Le droit à l’IVG

Pourquoi docteur - Dr Gilles Lazimi : IVG, "110 centres ont fermé en dix ans"

il y a 5 mois, par Info santé sécu social

par Anne-Laure Lebrun

Le Haut Conseil à l’égalité estime que plusieurs progrès ont été accomplis en 3 ans. Mais il souligne qu’il reste beaucoup à faire pour renforcer ce droit.

En 2015, 218 100 interruptions volontaires de grossesse (IVG) ont été réalisées en France. Plus d’une femme sur 3 a déjà eu recours à l’avortement. Depuis le vote de la loi Veil, le 17 janvier 1975, ce droit s’est peu à peu renforcé et son accès facilité, notamment grâce aux actions mises en œuvre ces dernières années. Mais ce droit à disposer de son propre corps est encore un droit fragile, prévient le Dr Gilles Lazimi, médecin au centre municipal de santé de Romainville (Seine-Saint-Denis) et membre du Haut Conseil à l’égalité (HCE) qui vient de publier un bilan sur l’accès à l’IVG en France.
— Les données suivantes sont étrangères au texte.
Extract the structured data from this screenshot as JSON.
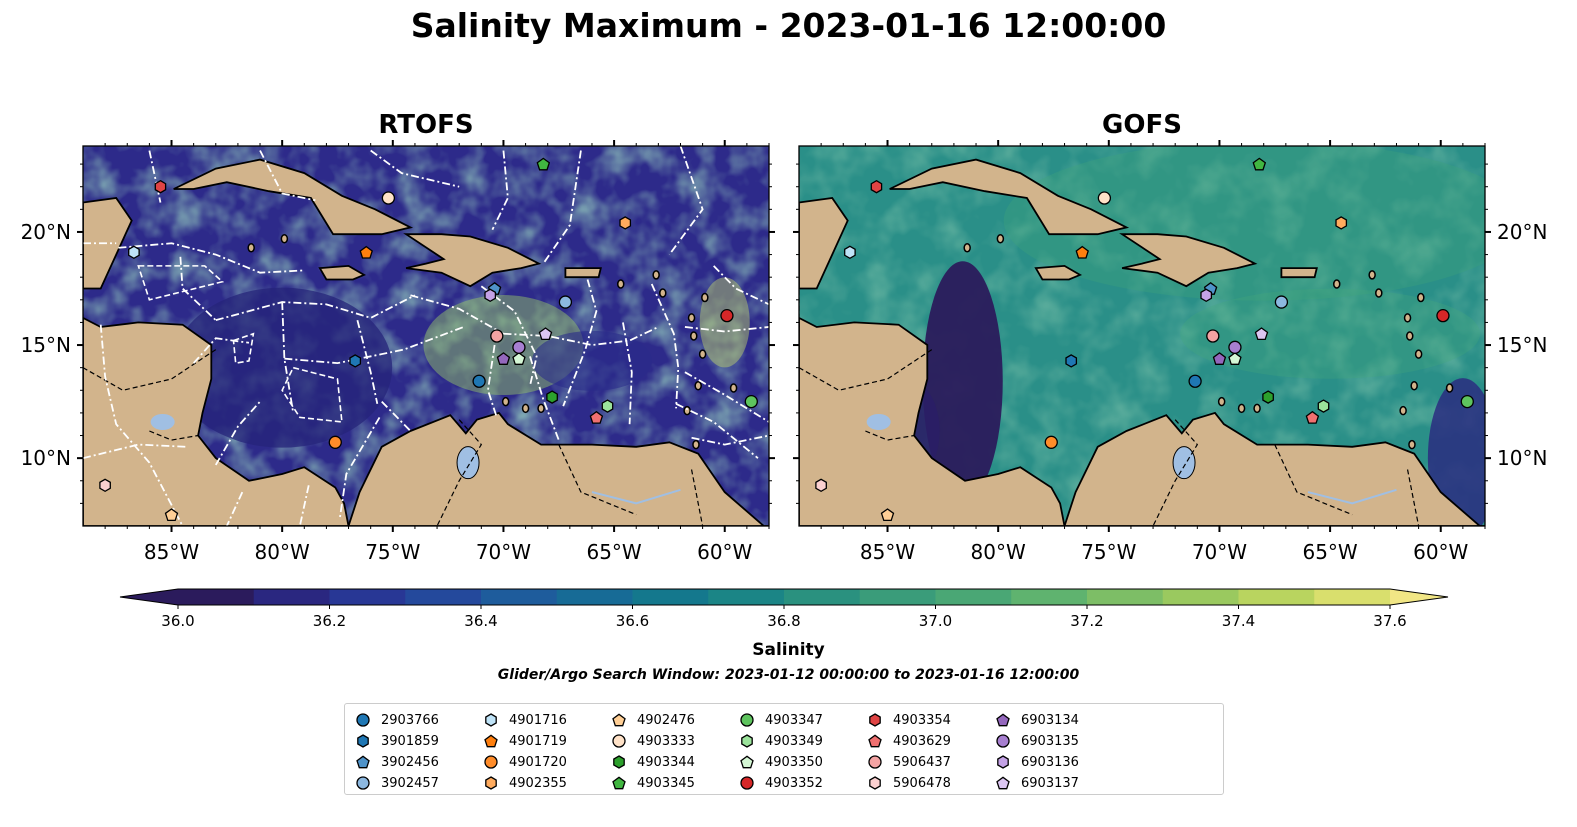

Vous saluez 3 années de progrès qui permettent de garantir l’accès à l’avortement...
Gilles Lazimi : Effectivement ce sont 3 années de progrès car les deux-tiers des propositions du HCE ont été acceptées par le gouvernement et mises en œuvre. On peut notamment citer la suppression du délai de 7 jours entre les deux consultations ou la suppression de la notion de détresse qui a également permis de réaffirmer ce droit. Le remboursement à 100 % de l’IVG lui-même, et le remboursement plus récents des examens associés comme les échographies et prises de sang sont aussi des mesures majeures.
On peut également saluer le lancement du site internet et du numéro unique d’information, ainsi que le site rhévo.fr ou ivglesadresses.org qui permettent aux femmes de savoir rapidement où est pratiqué l’avortement et le type d’IVG.
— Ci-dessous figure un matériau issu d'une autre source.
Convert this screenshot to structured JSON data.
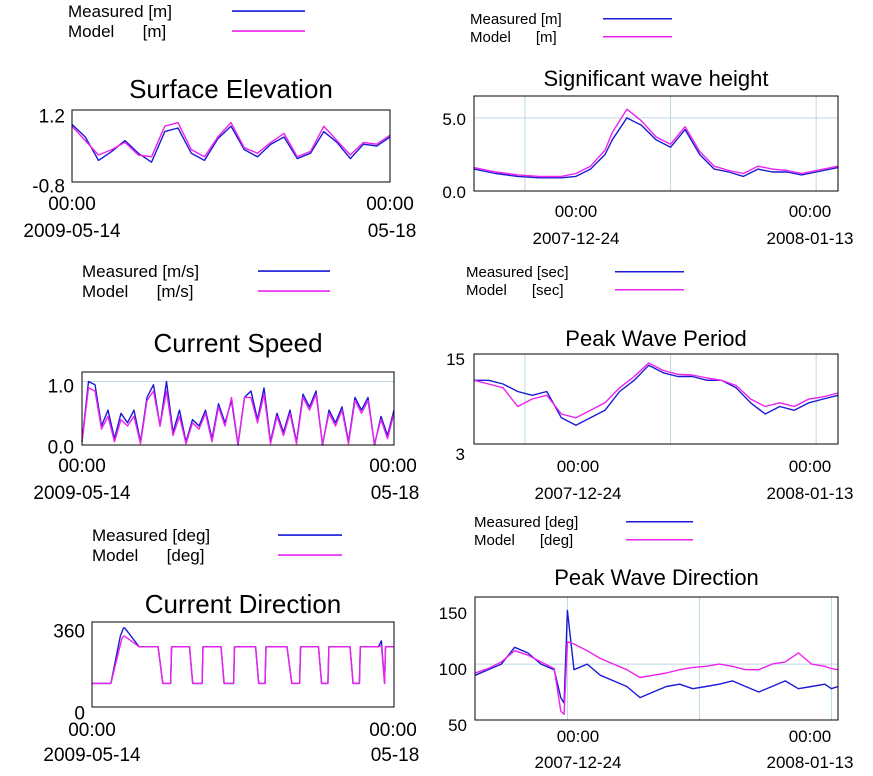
{
  "colors": {
    "measured": "#1a1ad6",
    "model": "#ee22ee",
    "grid": "#bcd8e4",
    "frame": "#000000"
  },
  "chart_data": [
    {
      "type": "line",
      "title": "Surface Elevation",
      "legend": [
        "Measured [m]",
        "Model      [m]"
      ],
      "ylim": [
        -0.8,
        1.2
      ],
      "yticks": [
        "1.2",
        "-0.8"
      ],
      "xticks": [
        {
          "time": "00:00",
          "date": "2009-05-14"
        },
        {
          "time": "00:00",
          "date": "05-18"
        }
      ],
      "series": [
        {
          "name": "Measured [m]",
          "x": [
            0,
            4,
            8,
            12,
            16,
            20,
            24,
            28,
            32,
            36,
            40,
            44,
            48,
            52,
            56,
            60,
            64,
            68,
            72,
            76,
            80,
            84,
            88,
            92,
            96
          ],
          "y": [
            0.8,
            0.45,
            -0.2,
            0.05,
            0.35,
            0.0,
            -0.25,
            0.6,
            0.7,
            0.0,
            -0.2,
            0.4,
            0.75,
            0.1,
            -0.1,
            0.25,
            0.45,
            -0.15,
            0.0,
            0.6,
            0.3,
            -0.15,
            0.25,
            0.2,
            0.45
          ]
        },
        {
          "name": "Model      [m]",
          "x": [
            0,
            4,
            8,
            12,
            16,
            20,
            24,
            28,
            32,
            36,
            40,
            44,
            48,
            52,
            56,
            60,
            64,
            68,
            72,
            76,
            80,
            84,
            88,
            92,
            96
          ],
          "y": [
            0.75,
            0.35,
            -0.05,
            0.1,
            0.3,
            -0.05,
            -0.1,
            0.75,
            0.85,
            0.1,
            -0.1,
            0.45,
            0.85,
            0.15,
            0.0,
            0.3,
            0.55,
            -0.1,
            0.05,
            0.75,
            0.35,
            -0.05,
            0.3,
            0.25,
            0.5
          ]
        }
      ]
    },
    {
      "type": "line",
      "title": "Current Speed",
      "legend": [
        "Measured [m/s]",
        "Model      [m/s]"
      ],
      "ylim": [
        0,
        1.15
      ],
      "yticks": [
        "1.0",
        "0.0"
      ],
      "xticks": [
        {
          "time": "00:00",
          "date": "2009-05-14"
        },
        {
          "time": "00:00",
          "date": "05-18"
        }
      ],
      "series": [
        {
          "name": "Measured [m/s]",
          "x": [
            0,
            2,
            4,
            6,
            8,
            10,
            12,
            14,
            16,
            18,
            20,
            22,
            24,
            26,
            28,
            30,
            32,
            34,
            36,
            38,
            40,
            42,
            44,
            46,
            48,
            50,
            52,
            54,
            56,
            58,
            60,
            62,
            64,
            66,
            68,
            70,
            72,
            74,
            76,
            78,
            80,
            82,
            84,
            86,
            88,
            90,
            92,
            94,
            96
          ],
          "y": [
            0.05,
            1.0,
            0.95,
            0.3,
            0.55,
            0.1,
            0.5,
            0.35,
            0.55,
            0.05,
            0.75,
            0.95,
            0.3,
            1.0,
            0.2,
            0.55,
            0.05,
            0.4,
            0.3,
            0.55,
            0.1,
            0.65,
            0.35,
            0.7,
            0.0,
            0.75,
            0.85,
            0.4,
            0.9,
            0.05,
            0.5,
            0.2,
            0.55,
            0.05,
            0.8,
            0.6,
            0.85,
            0.0,
            0.55,
            0.35,
            0.6,
            0.05,
            0.75,
            0.55,
            0.75,
            0.0,
            0.45,
            0.15,
            0.55
          ]
        },
        {
          "name": "Model      [m/s]",
          "x": [
            0,
            2,
            4,
            6,
            8,
            10,
            12,
            14,
            16,
            18,
            20,
            22,
            24,
            26,
            28,
            30,
            32,
            34,
            36,
            38,
            40,
            42,
            44,
            46,
            48,
            50,
            52,
            54,
            56,
            58,
            60,
            62,
            64,
            66,
            68,
            70,
            72,
            74,
            76,
            78,
            80,
            82,
            84,
            86,
            88,
            90,
            92,
            94,
            96
          ],
          "y": [
            0.05,
            0.9,
            0.85,
            0.25,
            0.45,
            0.05,
            0.4,
            0.3,
            0.45,
            0.02,
            0.7,
            0.85,
            0.3,
            0.85,
            0.15,
            0.45,
            0.02,
            0.35,
            0.25,
            0.5,
            0.05,
            0.6,
            0.3,
            0.75,
            0.02,
            0.75,
            0.75,
            0.35,
            0.8,
            0.02,
            0.45,
            0.15,
            0.5,
            0.02,
            0.75,
            0.55,
            0.8,
            0.02,
            0.5,
            0.3,
            0.55,
            0.02,
            0.7,
            0.5,
            0.7,
            0.02,
            0.4,
            0.1,
            0.5
          ]
        }
      ]
    },
    {
      "type": "line",
      "title": "Current Direction",
      "legend": [
        "Measured [deg]",
        "Model      [deg]"
      ],
      "ylim": [
        0,
        360
      ],
      "yticks": [
        "360",
        "0"
      ],
      "xticks": [
        {
          "time": "00:00",
          "date": "2009-05-14"
        },
        {
          "time": "00:00",
          "date": "05-18"
        }
      ],
      "series": [
        {
          "name": "Measured [deg]",
          "x": [
            0,
            1,
            2,
            5.5,
            6,
            9,
            10,
            10.4,
            15,
            15.3,
            21,
            22.5,
            25,
            25.3,
            31,
            32,
            35,
            35.3,
            41,
            42,
            45,
            45.3,
            52,
            53,
            55,
            55.3,
            62,
            63.5,
            66,
            66.3,
            72,
            73,
            75,
            75.3,
            82,
            83,
            85,
            85.3,
            91,
            92,
            93,
            93.3,
            96
          ],
          "y": [
            100,
            100,
            100,
            100,
            100,
            300,
            335,
            335,
            255,
            255,
            255,
            100,
            100,
            255,
            255,
            100,
            100,
            255,
            255,
            100,
            100,
            255,
            255,
            100,
            100,
            255,
            255,
            100,
            100,
            255,
            255,
            100,
            100,
            255,
            255,
            100,
            100,
            255,
            255,
            280,
            100,
            255,
            255
          ]
        },
        {
          "name": "Model      [deg]",
          "x": [
            0,
            1,
            2,
            5.5,
            6,
            9.5,
            10,
            10.4,
            15,
            15.3,
            21,
            22.5,
            25,
            25.3,
            31,
            32,
            35,
            35.3,
            41,
            42,
            45,
            45.3,
            52,
            53,
            55,
            55.3,
            62,
            63.5,
            66,
            66.3,
            72,
            73,
            75,
            75.3,
            82,
            83,
            85,
            85.3,
            91,
            92,
            93,
            93.3,
            96
          ],
          "y": [
            100,
            100,
            100,
            100,
            100,
            290,
            300,
            300,
            255,
            255,
            255,
            100,
            100,
            255,
            255,
            100,
            100,
            255,
            255,
            100,
            100,
            255,
            255,
            100,
            100,
            255,
            255,
            100,
            100,
            255,
            255,
            100,
            100,
            255,
            255,
            100,
            100,
            255,
            255,
            260,
            100,
            255,
            255
          ]
        }
      ]
    },
    {
      "type": "line",
      "title": "Significant wave height",
      "legend": [
        "Measured [m]",
        "Model      [m]"
      ],
      "ylim": [
        0,
        6.5
      ],
      "yticks": [
        "5.0",
        "0.0"
      ],
      "xticks": [
        {
          "time": "00:00",
          "date": "2007-12-24"
        },
        {
          "time": "00:00",
          "date": "2008-01-13"
        }
      ],
      "series": [
        {
          "name": "Measured [m]",
          "x": [
            -7,
            -4,
            -1,
            2,
            5,
            7,
            9,
            11,
            12,
            14,
            16,
            18,
            20,
            22,
            24,
            26,
            28,
            30,
            32,
            34,
            36,
            38,
            40,
            43
          ],
          "y": [
            1.5,
            1.2,
            1.0,
            0.9,
            0.9,
            1.0,
            1.5,
            2.5,
            3.5,
            5.0,
            4.5,
            3.5,
            3.0,
            4.2,
            2.5,
            1.5,
            1.3,
            1.0,
            1.5,
            1.3,
            1.3,
            1.1,
            1.3,
            1.6
          ]
        },
        {
          "name": "Model      [m]",
          "x": [
            -7,
            -4,
            -1,
            2,
            5,
            7,
            9,
            11,
            12,
            14,
            16,
            18,
            20,
            22,
            24,
            26,
            28,
            30,
            32,
            34,
            36,
            38,
            40,
            43
          ],
          "y": [
            1.6,
            1.3,
            1.1,
            1.0,
            1.0,
            1.2,
            1.7,
            2.8,
            4.0,
            5.6,
            4.8,
            3.7,
            3.2,
            4.4,
            2.7,
            1.7,
            1.4,
            1.2,
            1.7,
            1.5,
            1.4,
            1.2,
            1.4,
            1.7
          ]
        }
      ]
    },
    {
      "type": "line",
      "title": "Peak Wave Period",
      "legend": [
        "Measured [sec]",
        "Model      [sec]"
      ],
      "ylim": [
        3,
        15
      ],
      "yticks": [
        "15",
        "3"
      ],
      "xticks": [
        {
          "time": "00:00",
          "date": "2007-12-24"
        },
        {
          "time": "00:00",
          "date": "2008-01-13"
        }
      ],
      "series": [
        {
          "name": "Measured [sec]",
          "x": [
            -7,
            -5,
            -3,
            -1,
            1,
            3,
            5,
            7,
            9,
            11,
            13,
            15,
            17,
            19,
            21,
            23,
            25,
            27,
            29,
            31,
            33,
            35,
            37,
            39,
            41,
            43
          ],
          "y": [
            11.5,
            11.5,
            11.0,
            10.0,
            9.5,
            10.0,
            6.5,
            5.5,
            6.5,
            7.5,
            10.0,
            11.5,
            13.5,
            12.5,
            12.0,
            12.0,
            11.5,
            11.5,
            10.5,
            8.5,
            7.0,
            8.0,
            7.5,
            8.5,
            9.0,
            9.5
          ]
        },
        {
          "name": "Model      [sec]",
          "x": [
            -7,
            -5,
            -3,
            -1,
            1,
            3,
            5,
            7,
            9,
            11,
            13,
            15,
            17,
            19,
            21,
            23,
            25,
            27,
            29,
            31,
            33,
            35,
            37,
            39,
            41,
            43
          ],
          "y": [
            11.5,
            11.0,
            10.5,
            8.0,
            9.0,
            9.5,
            7.0,
            6.5,
            7.5,
            8.5,
            10.5,
            12.0,
            13.8,
            12.8,
            12.3,
            12.2,
            11.8,
            11.5,
            10.8,
            9.0,
            8.0,
            8.5,
            8.0,
            9.0,
            9.3,
            9.8
          ]
        }
      ]
    },
    {
      "type": "line",
      "title": "Peak Wave Direction",
      "legend": [
        "Measured [deg]",
        "Model      [deg]"
      ],
      "ylim": [
        50,
        160
      ],
      "yticks": [
        "150",
        "100",
        "50"
      ],
      "xticks": [
        {
          "time": "00:00",
          "date": "2007-12-24"
        },
        {
          "time": "00:00",
          "date": "2008-01-13"
        }
      ],
      "series": [
        {
          "name": "Measured [deg]",
          "x": [
            -14,
            -12,
            -10,
            -8,
            -6,
            -4,
            -2,
            -1,
            -0.5,
            0,
            1,
            3,
            5,
            7,
            9,
            11,
            13,
            15,
            17,
            19,
            21,
            23,
            25,
            27,
            29,
            31,
            33,
            35,
            37,
            39,
            40,
            41
          ],
          "y": [
            90,
            95,
            100,
            115,
            110,
            100,
            95,
            70,
            65,
            148,
            95,
            100,
            90,
            85,
            80,
            70,
            75,
            80,
            82,
            78,
            80,
            82,
            85,
            80,
            75,
            80,
            85,
            78,
            80,
            82,
            78,
            80
          ]
        },
        {
          "name": "Model      [deg]",
          "x": [
            -14,
            -12,
            -10,
            -8,
            -6,
            -4,
            -2,
            -1,
            -0.5,
            0,
            1,
            3,
            5,
            7,
            9,
            11,
            13,
            15,
            17,
            19,
            21,
            23,
            25,
            27,
            29,
            31,
            33,
            35,
            37,
            39,
            40,
            41
          ],
          "y": [
            92,
            96,
            102,
            112,
            108,
            102,
            96,
            58,
            55,
            120,
            118,
            112,
            105,
            100,
            95,
            88,
            90,
            92,
            95,
            97,
            98,
            100,
            98,
            95,
            95,
            100,
            102,
            110,
            100,
            98,
            96,
            95
          ]
        }
      ]
    }
  ]
}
Pour le moment, aucune étude ne permet d’évaluer l’impact de ces avancées sur les délais de recours ou l’accueil qui est réservé aux femmes. Personnellement, les femmes que je vois me rapportent que c’est plus facile qu’avant. Mais je travaille en Seine-Saint-Denis, un département qui compte plus de 110 centres de planification, des cliniques et des hôpitaux qui pratiquent les IVG jusqu’à 14 semaines d’aménorrhée.

Cette inégalité territoriale est-elle toujours une réalité ?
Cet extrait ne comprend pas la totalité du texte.